The capability of microwave signals to penetrate inside composites and interact with the inner structure makes them a very attractive candidate for composite inspection. Various techniques of microwave nondestructive testing (NDT) are used for detecting disbonds in composites. Despite their promising results, these techniques suffer from poor spatial resolution due to the given features that do not significantly distinguish between the defect and defect-free regions. In this paper, a hybrid signal processing based on a refinement feature extraction method is employed to enhance the imaging efficiency of the disbond detection in composite material. This technique is based on scanning the composite material with an open-ended rectangular waveguide operating from 18 to 26.5 GHz and analyzing its reflections using the proposed hybrid signal processing method.

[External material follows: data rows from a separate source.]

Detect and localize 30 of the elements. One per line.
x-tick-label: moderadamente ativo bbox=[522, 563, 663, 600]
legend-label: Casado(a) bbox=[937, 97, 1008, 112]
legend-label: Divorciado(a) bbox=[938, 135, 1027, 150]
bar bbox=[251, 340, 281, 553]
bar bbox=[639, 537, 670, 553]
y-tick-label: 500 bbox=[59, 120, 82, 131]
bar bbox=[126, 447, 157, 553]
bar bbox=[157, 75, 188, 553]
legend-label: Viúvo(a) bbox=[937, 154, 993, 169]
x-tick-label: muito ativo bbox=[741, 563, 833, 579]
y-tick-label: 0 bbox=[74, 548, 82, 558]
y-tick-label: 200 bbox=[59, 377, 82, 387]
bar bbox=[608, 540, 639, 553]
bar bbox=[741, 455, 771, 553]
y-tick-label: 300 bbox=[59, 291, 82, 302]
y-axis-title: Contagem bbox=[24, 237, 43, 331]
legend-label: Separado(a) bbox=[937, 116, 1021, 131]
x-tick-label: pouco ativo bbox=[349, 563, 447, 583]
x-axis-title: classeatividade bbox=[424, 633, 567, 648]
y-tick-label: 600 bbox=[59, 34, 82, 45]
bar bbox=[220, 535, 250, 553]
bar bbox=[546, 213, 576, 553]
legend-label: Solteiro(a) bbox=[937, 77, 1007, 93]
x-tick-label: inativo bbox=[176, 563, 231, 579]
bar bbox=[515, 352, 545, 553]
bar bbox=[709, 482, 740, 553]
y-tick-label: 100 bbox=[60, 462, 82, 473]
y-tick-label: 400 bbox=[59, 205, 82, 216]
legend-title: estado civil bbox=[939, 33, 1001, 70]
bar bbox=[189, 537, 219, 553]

Maximal overlap discrete wavelet packet transform is employed to provide significant informative features of each frequency point. The Bi-directional long short-term memory (Bi-LSTM) network approach is used to distinguish the significant features and the outliers. The Bi-LSTM classifies each inspected location into a defect or defect-free location. The findings presented in this paper show the advantages of the refinement method-aided microwave technique in detecting disbonds down to 1 mm with an accuracy rate of 88.84%, a significant advantage over any current disbond inspection technique.